Given that the industry is still thriving, and is in fact raking in the cash, you'd think this would be good enough.  But no.  It's not that they aren't making money, but they feel they aren't making enough.  "We're not just doing this for the money.  We're doing it for a SHITLOAD of money!"  There's extra money to be had if we just make sure everyone has no choice but to pay us.

They overlook that many people will simply not pay and do without.


( 2 comments — Leave a comment )
Apr. 18th, 2009 05:41 pm (UTC)
I couldn't agree with you more. Given a choice of paying for something I may not like without being able to sample or do without? I'm gonna keep my money.

(psst... don't forget about TOR when discussing anonymity.)
Apr. 19th, 2009 07:39 pm (UTC)
My stance above is based on many, many, many hours of soul searching. I am familiar with the free smorgassboard on the 'Net, and used to worry that the file sharers might kill things off. I understand a lot differently now, especially after noticing the enumerated facts above and given that, when you are in the independent market with no major company behind you, obscurity is a greater enemy than piracy. And even piracy isn't so bad, as major stars like Alice Cooper and They Might Be Giants have embraced file sharers, saying that they propel sales (and considering they control their own material, they should know). The best example is the Arctic Monkeys, a band in England that couldn't get a record deal. Figuring they had nothing to lose, they put their first album up on Pirate Bay, on file sharers, on Facebook, everywhere.
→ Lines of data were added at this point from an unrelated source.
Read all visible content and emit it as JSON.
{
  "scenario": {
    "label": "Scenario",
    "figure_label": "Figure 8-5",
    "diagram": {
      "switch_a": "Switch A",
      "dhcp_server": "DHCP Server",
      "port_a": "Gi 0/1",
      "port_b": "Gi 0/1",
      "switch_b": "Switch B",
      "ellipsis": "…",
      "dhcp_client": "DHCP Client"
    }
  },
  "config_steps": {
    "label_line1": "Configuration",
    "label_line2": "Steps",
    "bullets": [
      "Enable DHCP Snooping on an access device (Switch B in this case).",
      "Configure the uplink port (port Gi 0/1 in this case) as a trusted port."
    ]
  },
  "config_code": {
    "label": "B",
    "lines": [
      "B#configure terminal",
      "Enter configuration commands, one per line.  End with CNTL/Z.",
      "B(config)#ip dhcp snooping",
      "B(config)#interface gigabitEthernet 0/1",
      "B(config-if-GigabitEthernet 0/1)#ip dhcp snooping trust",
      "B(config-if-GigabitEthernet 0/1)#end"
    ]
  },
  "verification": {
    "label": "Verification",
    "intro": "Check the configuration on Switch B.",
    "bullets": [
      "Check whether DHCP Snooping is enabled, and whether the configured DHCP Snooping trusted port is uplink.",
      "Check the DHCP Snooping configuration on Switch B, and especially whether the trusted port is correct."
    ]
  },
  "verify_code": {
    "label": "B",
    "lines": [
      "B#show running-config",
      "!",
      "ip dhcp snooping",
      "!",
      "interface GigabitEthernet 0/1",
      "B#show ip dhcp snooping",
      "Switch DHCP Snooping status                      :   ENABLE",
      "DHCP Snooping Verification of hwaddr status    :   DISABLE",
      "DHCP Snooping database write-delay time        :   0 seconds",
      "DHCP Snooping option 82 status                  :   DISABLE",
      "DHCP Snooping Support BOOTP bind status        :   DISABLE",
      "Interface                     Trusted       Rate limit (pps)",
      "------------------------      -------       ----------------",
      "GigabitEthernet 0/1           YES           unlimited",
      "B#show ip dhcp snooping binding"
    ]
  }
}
They planned a tour, and sold out of every show, making far more money than they ever would have with the record industry's backing. I wonder if most of the bad talk about file sharers is more the record companies trying to make sure the artists stay in the fold and not learn how to use file sharers to get away from their monopoly. Personally, I feel more dread about my characters getting Rule 34'ed than piracy.

It's the lesson of Prohibition -- you can't legislate morality.

I usually avoid discussing file sharers because it is such a headache -- there are too many extremists who either insist all material should be free regardless and people who feel that anything without a corporate blessing and shelf space in the stores should be banned. Not a lot of grey area in this realm, at least with the ones holding the discussions. Simple takers like I described above, I don't like, but it's not like I'd be getting any sales from them if they suddenly had no choice but to buy my stuff. Many file sharers I know are sharing things legally, like hosting .iso's of Linux discs which the GPL is fine with, or things licensed under Creative Commons, which also makes it cool. I know some sharers who are circulating full cast recordings of a fantasy series (I don't remember what it was) that was made in the early 70's and, despite lawyers establishing the record company still has the rights and can issue the programs on anything from album to CD to wax cylinder, steadfastly refuses to on the grounds that they don't see a market (despite all the petitions they've gotten over the years. I swear to God, only Trekkies guarantee more sales than this thing would). Sony refused to release Mark Isham's fantastic Fly Away Home soundtrack, despite a petition that collected 4X's the number of signatures Sony wanted to guarantee a profit. I got the Radiant Silvergun soundtrack because I didn't think the actual single CD from Japan was worth $150 plus shipping, especially from someone who might not cough up the goods.

There are people who use file sharers fairly, and if it's generally available, they will do the right thing. You want your stuff to sell instead of people getting it for nothing? Step up your game and make something people think is worth more than nothing. For a lot of people who just see the market as "release something and it will sell," making something that isn't worthless may be nigh impossible. Recently, for the first time, I heard Ashley Tisdale's version of "Kiss The Girl" from The Little Mermaid. From voice to music arrangement to instrumentation, it sounded exactly like how Hannah Montana would do it, which sounded exactly like how Hillary Duff would do it.... The entertainment industry likes to describe their creations as "product". When you have something so generic that literally anyone can do it, you aren't going to get a lot of devotion.